If you own an electric or hybrid vehicle without a noisemaker, don't expect to find aftermarket devices to address the issue. "It's not a priority," Pare says.
But that doesn't mean car manufacturers are doing nothing, says Chris Duke, who has 27 years experience customizing vehicles and hosts the auto improvement show Motorz. For example, Toyota and Lexus hybrid vehicles have a Vehicle Proximity Notification System. The top-selling electric car, the Nissan Leaf, has an alert noise, called the Vehicle Sound for Pedestrians. The plug-in hybrid Chevrolet Volt also has an alert noise, which the driver can activate.

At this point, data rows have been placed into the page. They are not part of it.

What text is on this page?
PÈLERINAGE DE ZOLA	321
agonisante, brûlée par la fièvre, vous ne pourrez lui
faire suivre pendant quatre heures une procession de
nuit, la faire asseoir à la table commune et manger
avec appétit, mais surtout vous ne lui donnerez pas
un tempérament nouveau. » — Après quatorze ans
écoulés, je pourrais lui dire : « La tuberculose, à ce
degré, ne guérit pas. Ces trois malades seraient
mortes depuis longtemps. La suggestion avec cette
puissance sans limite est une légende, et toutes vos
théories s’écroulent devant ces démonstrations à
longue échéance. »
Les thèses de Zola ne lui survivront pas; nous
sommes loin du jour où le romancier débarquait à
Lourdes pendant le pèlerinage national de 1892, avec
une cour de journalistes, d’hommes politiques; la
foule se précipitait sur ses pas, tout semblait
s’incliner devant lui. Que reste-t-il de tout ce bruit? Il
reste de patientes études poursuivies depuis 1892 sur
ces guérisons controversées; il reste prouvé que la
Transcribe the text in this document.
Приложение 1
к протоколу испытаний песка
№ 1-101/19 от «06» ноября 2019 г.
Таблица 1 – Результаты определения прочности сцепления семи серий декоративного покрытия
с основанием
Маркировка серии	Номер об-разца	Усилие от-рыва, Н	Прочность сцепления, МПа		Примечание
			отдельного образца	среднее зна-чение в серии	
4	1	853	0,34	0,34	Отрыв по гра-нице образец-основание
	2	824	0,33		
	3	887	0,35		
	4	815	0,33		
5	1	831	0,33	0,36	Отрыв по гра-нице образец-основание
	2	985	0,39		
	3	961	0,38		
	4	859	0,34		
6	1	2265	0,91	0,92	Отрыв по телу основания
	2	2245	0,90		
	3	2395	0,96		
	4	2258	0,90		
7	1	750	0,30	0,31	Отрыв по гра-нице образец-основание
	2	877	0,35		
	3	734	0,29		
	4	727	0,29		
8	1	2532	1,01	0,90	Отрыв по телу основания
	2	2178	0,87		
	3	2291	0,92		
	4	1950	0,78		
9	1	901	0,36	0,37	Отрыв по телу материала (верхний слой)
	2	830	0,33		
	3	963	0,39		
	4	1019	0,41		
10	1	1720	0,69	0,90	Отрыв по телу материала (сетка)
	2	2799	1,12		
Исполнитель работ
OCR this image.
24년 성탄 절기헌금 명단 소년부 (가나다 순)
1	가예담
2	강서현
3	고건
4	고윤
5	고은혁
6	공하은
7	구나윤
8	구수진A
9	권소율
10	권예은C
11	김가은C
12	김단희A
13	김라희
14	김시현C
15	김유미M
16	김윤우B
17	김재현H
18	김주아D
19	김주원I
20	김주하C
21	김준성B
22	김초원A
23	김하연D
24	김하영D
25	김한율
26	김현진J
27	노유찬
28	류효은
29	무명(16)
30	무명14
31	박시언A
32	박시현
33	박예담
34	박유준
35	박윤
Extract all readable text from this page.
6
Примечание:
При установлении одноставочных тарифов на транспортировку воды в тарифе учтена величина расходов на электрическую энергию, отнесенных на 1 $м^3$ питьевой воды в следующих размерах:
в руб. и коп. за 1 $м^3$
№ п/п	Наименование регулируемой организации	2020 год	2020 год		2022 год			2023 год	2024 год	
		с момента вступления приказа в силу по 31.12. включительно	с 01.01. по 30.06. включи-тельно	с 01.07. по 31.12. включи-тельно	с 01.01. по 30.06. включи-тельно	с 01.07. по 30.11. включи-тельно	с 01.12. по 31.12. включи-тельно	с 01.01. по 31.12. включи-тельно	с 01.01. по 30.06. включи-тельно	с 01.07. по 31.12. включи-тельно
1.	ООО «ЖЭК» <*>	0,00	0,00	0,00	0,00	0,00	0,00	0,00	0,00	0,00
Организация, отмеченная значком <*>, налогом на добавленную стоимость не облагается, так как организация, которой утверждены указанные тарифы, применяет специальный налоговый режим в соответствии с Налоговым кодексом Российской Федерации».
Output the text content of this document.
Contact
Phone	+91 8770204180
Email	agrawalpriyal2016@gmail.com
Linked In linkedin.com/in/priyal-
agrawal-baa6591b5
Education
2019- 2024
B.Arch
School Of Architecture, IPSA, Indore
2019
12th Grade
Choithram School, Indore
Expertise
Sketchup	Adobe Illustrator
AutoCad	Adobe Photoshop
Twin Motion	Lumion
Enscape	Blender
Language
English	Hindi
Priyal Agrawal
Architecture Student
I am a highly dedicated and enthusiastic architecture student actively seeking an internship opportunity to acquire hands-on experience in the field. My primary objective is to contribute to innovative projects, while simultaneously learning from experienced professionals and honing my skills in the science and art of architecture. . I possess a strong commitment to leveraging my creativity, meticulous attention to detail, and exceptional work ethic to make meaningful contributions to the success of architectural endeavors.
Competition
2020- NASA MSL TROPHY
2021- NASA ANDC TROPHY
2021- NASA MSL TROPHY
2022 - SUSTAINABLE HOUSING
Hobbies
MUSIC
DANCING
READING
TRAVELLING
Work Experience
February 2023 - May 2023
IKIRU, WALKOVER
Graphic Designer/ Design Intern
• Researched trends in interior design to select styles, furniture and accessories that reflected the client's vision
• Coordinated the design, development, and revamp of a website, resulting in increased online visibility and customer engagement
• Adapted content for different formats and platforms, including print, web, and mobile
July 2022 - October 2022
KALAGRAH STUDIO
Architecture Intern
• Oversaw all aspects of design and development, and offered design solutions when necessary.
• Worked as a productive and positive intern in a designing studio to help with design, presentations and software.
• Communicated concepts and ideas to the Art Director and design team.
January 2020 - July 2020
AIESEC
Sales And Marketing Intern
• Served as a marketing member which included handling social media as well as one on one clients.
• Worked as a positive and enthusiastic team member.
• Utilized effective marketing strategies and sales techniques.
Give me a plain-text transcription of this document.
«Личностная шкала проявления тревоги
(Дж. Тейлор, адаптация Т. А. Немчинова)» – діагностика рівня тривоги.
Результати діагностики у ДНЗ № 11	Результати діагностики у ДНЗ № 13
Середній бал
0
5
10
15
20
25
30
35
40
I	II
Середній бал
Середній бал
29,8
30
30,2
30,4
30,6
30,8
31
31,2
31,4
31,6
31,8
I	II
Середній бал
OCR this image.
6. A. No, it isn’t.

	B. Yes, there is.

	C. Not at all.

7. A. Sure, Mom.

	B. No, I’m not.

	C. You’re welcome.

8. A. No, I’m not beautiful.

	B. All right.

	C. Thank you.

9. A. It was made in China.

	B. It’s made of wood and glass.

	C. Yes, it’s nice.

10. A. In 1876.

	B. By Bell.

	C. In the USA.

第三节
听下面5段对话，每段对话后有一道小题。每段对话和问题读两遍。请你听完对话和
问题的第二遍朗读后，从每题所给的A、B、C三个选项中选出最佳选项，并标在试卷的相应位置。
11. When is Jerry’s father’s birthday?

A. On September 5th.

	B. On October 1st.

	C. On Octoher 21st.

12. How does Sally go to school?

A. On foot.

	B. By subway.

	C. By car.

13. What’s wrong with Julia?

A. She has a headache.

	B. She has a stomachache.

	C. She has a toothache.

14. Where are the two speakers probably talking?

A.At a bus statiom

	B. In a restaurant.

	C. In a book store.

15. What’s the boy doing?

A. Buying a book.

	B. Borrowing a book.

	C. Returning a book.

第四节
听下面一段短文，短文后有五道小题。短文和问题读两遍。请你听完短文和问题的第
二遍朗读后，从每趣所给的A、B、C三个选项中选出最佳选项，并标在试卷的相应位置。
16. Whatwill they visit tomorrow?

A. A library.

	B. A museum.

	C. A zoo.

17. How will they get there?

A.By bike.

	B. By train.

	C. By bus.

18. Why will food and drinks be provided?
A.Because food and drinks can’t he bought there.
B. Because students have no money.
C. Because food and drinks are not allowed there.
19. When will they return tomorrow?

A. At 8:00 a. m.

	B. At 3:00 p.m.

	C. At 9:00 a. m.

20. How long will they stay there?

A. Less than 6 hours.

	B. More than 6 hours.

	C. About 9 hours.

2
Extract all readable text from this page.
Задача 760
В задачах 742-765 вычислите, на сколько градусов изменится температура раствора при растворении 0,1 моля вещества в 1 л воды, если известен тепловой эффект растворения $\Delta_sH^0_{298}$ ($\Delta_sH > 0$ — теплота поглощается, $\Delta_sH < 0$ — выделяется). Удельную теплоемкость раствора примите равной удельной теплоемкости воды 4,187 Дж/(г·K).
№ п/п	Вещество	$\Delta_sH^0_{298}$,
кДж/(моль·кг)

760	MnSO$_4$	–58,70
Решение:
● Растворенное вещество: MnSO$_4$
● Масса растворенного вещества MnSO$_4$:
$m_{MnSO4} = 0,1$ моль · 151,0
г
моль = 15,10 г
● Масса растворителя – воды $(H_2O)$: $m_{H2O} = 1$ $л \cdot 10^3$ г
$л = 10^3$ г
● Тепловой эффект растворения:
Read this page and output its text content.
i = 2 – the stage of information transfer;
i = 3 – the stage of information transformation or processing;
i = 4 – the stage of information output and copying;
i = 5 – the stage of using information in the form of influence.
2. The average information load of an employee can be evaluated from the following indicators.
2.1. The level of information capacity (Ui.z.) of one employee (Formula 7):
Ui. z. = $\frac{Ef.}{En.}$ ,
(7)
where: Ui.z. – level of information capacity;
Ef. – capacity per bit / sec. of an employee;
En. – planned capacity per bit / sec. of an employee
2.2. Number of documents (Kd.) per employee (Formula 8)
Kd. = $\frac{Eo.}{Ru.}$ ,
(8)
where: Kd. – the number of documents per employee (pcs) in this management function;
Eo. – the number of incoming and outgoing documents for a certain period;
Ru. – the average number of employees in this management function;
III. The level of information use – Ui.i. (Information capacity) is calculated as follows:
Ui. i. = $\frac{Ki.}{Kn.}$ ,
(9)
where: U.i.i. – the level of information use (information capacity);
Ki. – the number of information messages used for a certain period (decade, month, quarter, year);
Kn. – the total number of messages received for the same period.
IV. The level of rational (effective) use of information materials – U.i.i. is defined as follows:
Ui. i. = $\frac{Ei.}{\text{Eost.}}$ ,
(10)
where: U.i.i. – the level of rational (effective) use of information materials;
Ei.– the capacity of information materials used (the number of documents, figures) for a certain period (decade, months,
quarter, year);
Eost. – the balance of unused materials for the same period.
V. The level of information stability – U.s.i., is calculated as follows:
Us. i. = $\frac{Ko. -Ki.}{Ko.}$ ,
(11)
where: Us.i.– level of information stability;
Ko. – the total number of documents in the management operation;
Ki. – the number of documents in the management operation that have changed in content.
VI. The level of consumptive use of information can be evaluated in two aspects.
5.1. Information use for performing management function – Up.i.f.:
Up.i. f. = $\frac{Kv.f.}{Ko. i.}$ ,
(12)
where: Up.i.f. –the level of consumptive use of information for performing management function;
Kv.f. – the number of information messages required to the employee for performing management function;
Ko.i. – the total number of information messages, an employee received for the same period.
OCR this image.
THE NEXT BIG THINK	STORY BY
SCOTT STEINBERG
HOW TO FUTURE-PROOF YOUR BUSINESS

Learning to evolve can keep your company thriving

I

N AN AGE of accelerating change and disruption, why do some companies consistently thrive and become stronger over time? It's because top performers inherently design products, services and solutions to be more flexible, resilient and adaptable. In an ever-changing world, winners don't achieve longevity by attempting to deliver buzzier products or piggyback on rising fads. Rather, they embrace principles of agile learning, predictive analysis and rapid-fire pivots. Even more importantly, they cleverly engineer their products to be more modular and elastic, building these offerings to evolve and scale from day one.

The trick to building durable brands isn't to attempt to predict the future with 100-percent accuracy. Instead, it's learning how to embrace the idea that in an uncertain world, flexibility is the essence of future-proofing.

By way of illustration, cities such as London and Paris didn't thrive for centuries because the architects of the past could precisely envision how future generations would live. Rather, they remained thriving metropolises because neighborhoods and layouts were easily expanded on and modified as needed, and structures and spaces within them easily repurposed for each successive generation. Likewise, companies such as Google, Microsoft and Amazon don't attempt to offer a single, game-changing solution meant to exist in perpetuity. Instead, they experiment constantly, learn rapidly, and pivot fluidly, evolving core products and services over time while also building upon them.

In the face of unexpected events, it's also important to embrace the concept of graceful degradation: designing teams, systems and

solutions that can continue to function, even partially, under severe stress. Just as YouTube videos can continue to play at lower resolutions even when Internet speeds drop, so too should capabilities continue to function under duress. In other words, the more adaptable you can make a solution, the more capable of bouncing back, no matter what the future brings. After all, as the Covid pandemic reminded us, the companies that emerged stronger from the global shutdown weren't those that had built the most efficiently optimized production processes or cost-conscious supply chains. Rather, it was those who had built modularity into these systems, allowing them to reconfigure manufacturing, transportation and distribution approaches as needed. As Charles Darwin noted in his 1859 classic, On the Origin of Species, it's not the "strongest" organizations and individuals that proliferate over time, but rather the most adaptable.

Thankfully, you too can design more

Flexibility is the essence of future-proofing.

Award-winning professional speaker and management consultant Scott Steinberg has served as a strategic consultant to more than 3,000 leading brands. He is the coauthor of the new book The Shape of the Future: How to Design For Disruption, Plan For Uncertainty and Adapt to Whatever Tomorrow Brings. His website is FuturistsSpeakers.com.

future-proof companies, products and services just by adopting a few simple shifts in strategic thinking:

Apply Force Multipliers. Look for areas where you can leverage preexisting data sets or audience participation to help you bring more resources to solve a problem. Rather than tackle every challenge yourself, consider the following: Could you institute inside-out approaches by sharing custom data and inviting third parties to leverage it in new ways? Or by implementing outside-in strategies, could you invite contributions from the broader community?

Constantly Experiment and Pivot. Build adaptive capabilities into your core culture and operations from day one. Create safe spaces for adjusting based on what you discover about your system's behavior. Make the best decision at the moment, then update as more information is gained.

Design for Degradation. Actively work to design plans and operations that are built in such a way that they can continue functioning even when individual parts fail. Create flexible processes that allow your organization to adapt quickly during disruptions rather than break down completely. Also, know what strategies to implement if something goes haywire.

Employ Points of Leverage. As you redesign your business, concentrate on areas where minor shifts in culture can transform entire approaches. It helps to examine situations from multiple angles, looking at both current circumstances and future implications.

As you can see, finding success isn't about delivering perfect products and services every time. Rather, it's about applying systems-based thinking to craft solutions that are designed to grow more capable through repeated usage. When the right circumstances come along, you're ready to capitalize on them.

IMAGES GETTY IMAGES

But each original equipment manufacturer (OEM) is choosing how to proceed and what sound to include. The pedestrian alert on the Fisker Karma, audible when the car is in electric mode at speeds under 25 mph, sounds like a "combination of Tron light cycle, the 2001 monolith noise, the Droid phone commercial sound and a squadron of P-51 Mustangs banking overhead," wrote Dan Edmunds, Edmunds.com's director of vehicle testing. The sound of the 2015 Kia Soul EV is "part light saber, part slow-motion crickets," another reviewer wrote.
Meanwhile, though, "Some OEMs aren't doing anything until they know what the federal law says," says Duke. Ford is one of the carmakers that has not yet added warning sounds to its EVs and plug-in hybrids, company spokesperson Kelli Felker confirms.
Manufacturers want the alert sound to be pleasant to the ear of drivers and passengers, while avoiding a Pandora's box of too-divergent sounds, like individual ring tones for every vehicle. "Everybody's looking for NHTSA to come up with a solution so everybody can move on," Duke says.
Drive Carefully in the Meantime
Until at least 2018 or later, there's some simple advice for owners of hybrids and electric vehicles without external engine noise.
"Drive really, really carefully around pedestrians," says Stein. "Especially driveways, parking lots, school zones, cars pulling out of alleys — anywhere cars come in close contact with them."
Here's a piece of advice for pedestrians who are not paying attention: Quit staring at your smartphone while you're walking. Turn down the headphone volume. These are easy ways to avoid a close encounter with a silent-running EV or hybrid.